In view of Burke's identity of and testimony as to characteristics of the skid mark and appellant's own admission that he did skid prior to the accident, we believe that Morrissey's testimony in description of the skid mark, corresponding so closely with both versions, was properly admitted. The rule which prohibits the introduction of testimony relating to skid marks observed after an accident but not connected in any way with the motor vehicle alleged to have made such skid marks[3] has no application under the facts disclosed by the instant record. Although it is true that Morrissey did not observe the skid marks until one and one-half hours after the accident, it is incredible that the skid marks seen by Burke would have been erased and in the interim a fresh skid mark made by another car in approximately the same place. Moreover, even if it be assumed arguendo, that such testimony was inadmissible, appellant was not seriously harmed by such error. There was no dispute and in fact appellant admitted that he did skid some distance. Morrissey's testimony was therefore, at the most, cumulative and, in effect, served only to corroborate the eyewitness testimony of Burke as to the origin, length and direction of the skid, after its existence had been established.
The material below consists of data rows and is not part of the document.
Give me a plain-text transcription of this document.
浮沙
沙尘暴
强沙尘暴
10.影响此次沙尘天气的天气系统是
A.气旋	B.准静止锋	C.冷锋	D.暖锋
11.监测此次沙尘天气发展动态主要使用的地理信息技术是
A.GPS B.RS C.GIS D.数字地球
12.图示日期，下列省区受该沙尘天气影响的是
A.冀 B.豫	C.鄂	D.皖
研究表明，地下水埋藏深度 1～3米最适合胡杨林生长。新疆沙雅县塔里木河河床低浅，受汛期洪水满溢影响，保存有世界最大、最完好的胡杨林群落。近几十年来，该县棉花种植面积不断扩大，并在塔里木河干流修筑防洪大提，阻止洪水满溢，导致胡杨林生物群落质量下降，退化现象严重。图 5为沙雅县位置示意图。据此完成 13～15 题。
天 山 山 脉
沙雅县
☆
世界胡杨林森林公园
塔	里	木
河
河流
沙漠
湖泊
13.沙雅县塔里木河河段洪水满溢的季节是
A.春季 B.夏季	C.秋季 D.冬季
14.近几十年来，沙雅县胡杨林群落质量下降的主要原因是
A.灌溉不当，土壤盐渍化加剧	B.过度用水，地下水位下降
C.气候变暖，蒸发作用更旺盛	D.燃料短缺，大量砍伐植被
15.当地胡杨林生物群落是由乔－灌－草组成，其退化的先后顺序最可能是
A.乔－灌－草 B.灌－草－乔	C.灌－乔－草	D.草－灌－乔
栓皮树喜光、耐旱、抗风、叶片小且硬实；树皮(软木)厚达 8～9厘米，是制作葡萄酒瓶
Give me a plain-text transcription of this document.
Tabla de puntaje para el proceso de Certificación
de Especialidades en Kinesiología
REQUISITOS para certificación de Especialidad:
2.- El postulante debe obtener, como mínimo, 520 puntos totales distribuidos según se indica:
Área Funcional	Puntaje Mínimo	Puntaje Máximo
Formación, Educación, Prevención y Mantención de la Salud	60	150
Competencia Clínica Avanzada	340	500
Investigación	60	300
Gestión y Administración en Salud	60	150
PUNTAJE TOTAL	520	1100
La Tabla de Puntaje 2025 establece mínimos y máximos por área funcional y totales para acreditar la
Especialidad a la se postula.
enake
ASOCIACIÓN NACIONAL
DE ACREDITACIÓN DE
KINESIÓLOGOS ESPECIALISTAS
*386 We find no error in the present record and believe that the court below properly denied appellant's motion for a new trial.
Judgment affirmed.
NOTES
[1] The verdicts were $10,000 in favor of Elizabeth Deeney and $5,000 in favor of John J. Deeney, Sr., her husband.
[2] Appellant does not argue that the questions of negligence and contributory negligence were improperly submitted to the jury.
[3] Johnson v. Philadelphia & Reading R.R., 283 Pa. 480, 129 A. 569.